[Serious] If Germans wished death upon Hitler as he was rising to power, would they have been in the wrong?
Okay, Godwin.
For me, and I recognize that it's just me, this fails on a pragmatic, legal, moral and philosophical basis:
- at that point he hadn't actually implemented any of his more odious ideas, and was merely a political rival;
- at that point he had not actually been charged with any crime, nor found guilty of any crime for which his death could have been justified, so this is basically implementing the death penalty with no due process;
- I'm anti-death penalty to begin with, so I don't think it's just for any human to take another's life with premediation. Convictions are only good when they're difficult to implement, so this is one such case;
- one would have to know why one is advocating for his death, but this sort of makes my point: if you're presumably killing him because he was wrong to commit genocide, that to me is potentially hypocritical.

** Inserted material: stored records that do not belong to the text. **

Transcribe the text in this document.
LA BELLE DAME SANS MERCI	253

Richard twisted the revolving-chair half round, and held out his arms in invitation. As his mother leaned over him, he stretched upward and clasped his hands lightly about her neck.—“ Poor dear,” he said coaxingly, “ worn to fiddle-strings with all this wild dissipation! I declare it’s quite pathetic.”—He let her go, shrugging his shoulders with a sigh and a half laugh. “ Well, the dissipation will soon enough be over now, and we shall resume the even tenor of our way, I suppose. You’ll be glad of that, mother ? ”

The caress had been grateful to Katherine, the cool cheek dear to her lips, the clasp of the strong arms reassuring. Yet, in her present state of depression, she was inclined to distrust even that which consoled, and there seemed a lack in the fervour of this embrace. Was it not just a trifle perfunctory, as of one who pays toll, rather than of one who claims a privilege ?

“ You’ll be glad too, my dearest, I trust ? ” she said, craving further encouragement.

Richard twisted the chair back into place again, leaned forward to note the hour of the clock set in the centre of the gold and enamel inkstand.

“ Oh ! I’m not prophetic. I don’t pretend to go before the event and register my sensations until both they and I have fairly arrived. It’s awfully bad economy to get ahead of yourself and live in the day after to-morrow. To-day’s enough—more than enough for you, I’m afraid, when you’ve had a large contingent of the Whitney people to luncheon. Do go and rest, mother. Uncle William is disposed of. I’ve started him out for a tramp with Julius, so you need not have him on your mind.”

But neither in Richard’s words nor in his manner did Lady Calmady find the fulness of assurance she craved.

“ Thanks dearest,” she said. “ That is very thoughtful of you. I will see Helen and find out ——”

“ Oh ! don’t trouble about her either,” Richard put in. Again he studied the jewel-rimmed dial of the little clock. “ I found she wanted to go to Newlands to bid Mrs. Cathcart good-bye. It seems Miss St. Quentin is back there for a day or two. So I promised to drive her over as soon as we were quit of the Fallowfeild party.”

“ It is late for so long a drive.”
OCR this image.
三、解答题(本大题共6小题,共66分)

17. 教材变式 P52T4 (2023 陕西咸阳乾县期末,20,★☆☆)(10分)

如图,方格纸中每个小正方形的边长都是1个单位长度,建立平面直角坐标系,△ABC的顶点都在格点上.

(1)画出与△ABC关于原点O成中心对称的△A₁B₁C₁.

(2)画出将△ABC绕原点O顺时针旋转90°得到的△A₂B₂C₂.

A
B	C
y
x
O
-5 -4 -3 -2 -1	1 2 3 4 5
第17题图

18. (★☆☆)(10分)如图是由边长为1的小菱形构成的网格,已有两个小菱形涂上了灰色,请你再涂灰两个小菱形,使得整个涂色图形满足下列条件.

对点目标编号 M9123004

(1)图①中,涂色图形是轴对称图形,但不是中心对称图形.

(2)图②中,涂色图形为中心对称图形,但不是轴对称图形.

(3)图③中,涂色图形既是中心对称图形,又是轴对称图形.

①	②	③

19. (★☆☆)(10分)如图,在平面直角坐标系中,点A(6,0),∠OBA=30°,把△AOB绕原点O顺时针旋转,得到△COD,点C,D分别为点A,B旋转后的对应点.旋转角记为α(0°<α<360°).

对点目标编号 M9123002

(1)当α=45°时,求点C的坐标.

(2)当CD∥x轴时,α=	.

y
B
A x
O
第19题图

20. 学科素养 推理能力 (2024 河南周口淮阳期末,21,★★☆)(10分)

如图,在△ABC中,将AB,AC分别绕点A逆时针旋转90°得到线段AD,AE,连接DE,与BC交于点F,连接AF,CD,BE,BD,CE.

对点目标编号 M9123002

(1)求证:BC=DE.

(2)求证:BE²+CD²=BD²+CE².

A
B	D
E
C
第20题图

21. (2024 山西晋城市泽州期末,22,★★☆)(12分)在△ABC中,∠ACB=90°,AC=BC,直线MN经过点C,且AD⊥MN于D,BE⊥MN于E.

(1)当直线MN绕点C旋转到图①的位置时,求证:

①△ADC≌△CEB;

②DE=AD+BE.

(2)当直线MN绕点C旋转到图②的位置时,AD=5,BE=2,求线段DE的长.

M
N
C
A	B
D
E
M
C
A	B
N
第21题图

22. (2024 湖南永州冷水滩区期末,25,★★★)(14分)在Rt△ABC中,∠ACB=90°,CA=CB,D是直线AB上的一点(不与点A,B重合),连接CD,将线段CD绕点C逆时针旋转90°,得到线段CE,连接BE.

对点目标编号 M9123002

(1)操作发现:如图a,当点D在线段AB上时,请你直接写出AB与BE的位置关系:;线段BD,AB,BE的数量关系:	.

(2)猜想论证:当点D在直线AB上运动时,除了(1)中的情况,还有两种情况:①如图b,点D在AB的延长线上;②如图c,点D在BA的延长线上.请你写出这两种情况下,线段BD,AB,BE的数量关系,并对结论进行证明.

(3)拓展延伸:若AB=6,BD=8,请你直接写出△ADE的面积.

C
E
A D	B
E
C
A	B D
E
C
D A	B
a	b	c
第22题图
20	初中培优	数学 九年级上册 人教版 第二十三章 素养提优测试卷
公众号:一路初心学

Really, the only basis to justify killing him would be an alternate philosophical one; that is, regardless of the moral aspect, if you could take ONE life and in so doing save 50 to 60M*, then I guess it's math that has to be done. I can't in good conscience apply that to a current politician here, even Trump. The causation is not proximate enough.
* A rough approximation of the European theater deaths - military and civilian - from WWII, a war assumed to be largely started by Hitler for purposes of this discussion.